As a novel investigation with a new dataset and new methodology, this study has some limitations. First, the lack of detailed demographic information of Quora users obscures the representativeness of the sample. We should admit that the sample of this study is biased. Even for users in Quora, those following the questions and voting on the answers about climate change might only be the ones who are seriously concerned with the issues. Thus, the result of this study reflects only a fraction of the public opinion. However, since Quora has been gaining more and more users, the full view of the Climate Change topic in Quora does have significance in the research field of public opinion and science communication of climate change. Second, the question information is almost absent (only reflected by Question followers) in the regression models. This may lead to a potential loss of important information. Third, some subjectivity exists in the processes of determining the topic number in topic modeling and determining the threshold of the transformation of the textual features. Hence, further research will focus on the corresponding aspects, as follows.
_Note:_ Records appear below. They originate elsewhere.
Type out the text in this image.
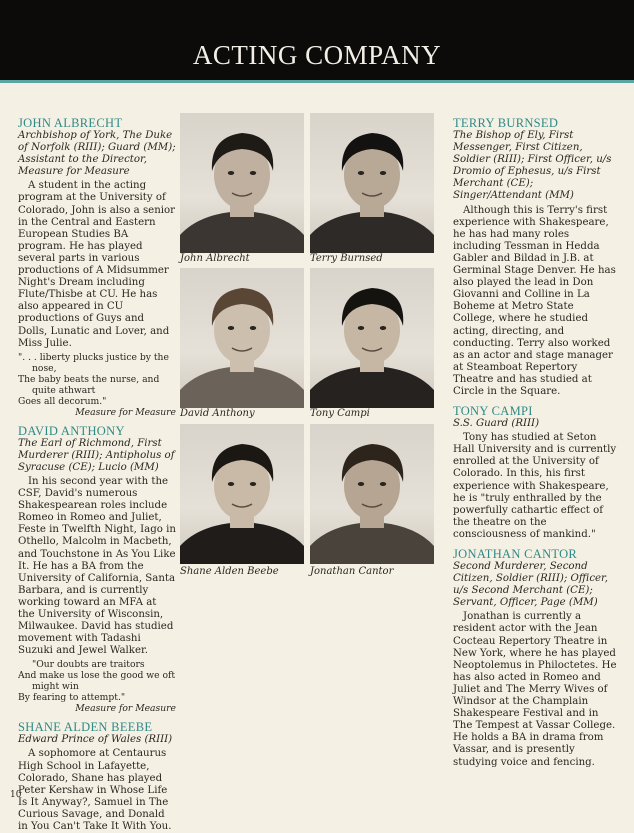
ACTING COMPANY
JOHN ALBRECHT
Archbishop of York, The Duke of Norfolk (RIII); Guard (MM); Assistant to the Director, Measure for Measure
A student in the acting program at the University of Colorado, John is also a senior in the Central and Eastern European Studies BA program. He has played several parts in various productions of A Midsummer Night's Dream including Flute/Thisbe at CU. He has also appeared in CU productions of Guys and Dolls, Lunatic and Lover, and Miss Julie.
". . . liberty plucks justice by the
nose,
The baby beats the nurse, and
quite athwart
Goes all decorum."
Measure for Measure
DAVID ANTHONY
The Earl of Richmond, First Murderer (RIII); Antipholus of Syracuse (CE); Lucio (MM)
In his second year with the CSF, David's numerous Shakespearean roles include Romeo in Romeo and Juliet, Feste in Twelfth Night, Iago in Othello, Malcolm in Macbeth, and Touchstone in As You Like It. He has a BA from the University of California, Santa Barbara, and is currently working toward an MFA at the University of Wisconsin, Milwaukee. David has studied movement with Tadashi Suzuki and Jewel Walker.
"Our doubts are traitors
And make us lose the good we oft
might win
By fearing to attempt."
Measure for Measure
SHANE ALDEN BEEBE
Edward Prince of Wales (RIII)
A sophomore at Centaurus High School in Lafayette, Colorado, Shane has played Peter Kershaw in Whose Life Is It Anyway?, Samuel in The Curious Savage, and Donald in You Can't Take It With You.
John Albrecht	Terry Burnsed
David Anthony	Tony Campi
Shane Alden Beebe	Jonathan Cantor
TERRY BURNSED
The Bishop of Ely, First Messenger, First Citizen, Soldier (RIII); First Officer, u/s Dromio of Ephesus, u/s First Merchant (CE); Singer/Attendant (MM)
Although this is Terry's first experience with Shakespeare, he has had many roles including Tessman in Hedda Gabler and Bildad in J.B. at Germinal Stage Denver. He has also played the lead in Don Giovanni and Colline in La Boheme at Metro State College, where he studied acting, directing, and conducting. Terry also worked as an actor and stage manager at Steamboat Repertory Theatre and has studied at Circle in the Square.
TONY CAMPI
S.S. Guard (RIII)
Tony has studied at Seton Hall University and is currently enrolled at the University of Colorado. In this, his first experience with Shakespeare, he is "truly enthralled by the powerfully cathartic effect of the theatre on the consciousness of mankind."
JONATHAN CANTOR
Second Murderer, Second Citizen, Soldier (RIII); Officer, u/s Second Merchant (CE); Servant, Officer, Page (MM)
Jonathan is currently a resident actor with the Jean Cocteau Repertory Theatre in New York, where he has played Neoptolemus in Philoctetes. He has also acted in Romeo and Juliet and The Merry Wives of Windsor at the Champlain Shakespeare Festival and in The Tempest at Vassar College. He holds a BA in drama from Vassar, and is presently studying voice and fencing.
10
The completion of demographic information, including gender and age, can be implemented by image recognition of user icons [
60]. The involvement of question information can be introduced by a hierarchical regression model [
61], which needs further classification of the questions. The subjectivity can be reduced by using more automated topic modeling approaches, such as hierarchical Dirichlet process [
62]. We believe that the proposed methodology, including the valuable Q&A data and the quantitative analytic process, is expected to be widely used in future research on science communication and public opinion about climate change, as well as more general social issues.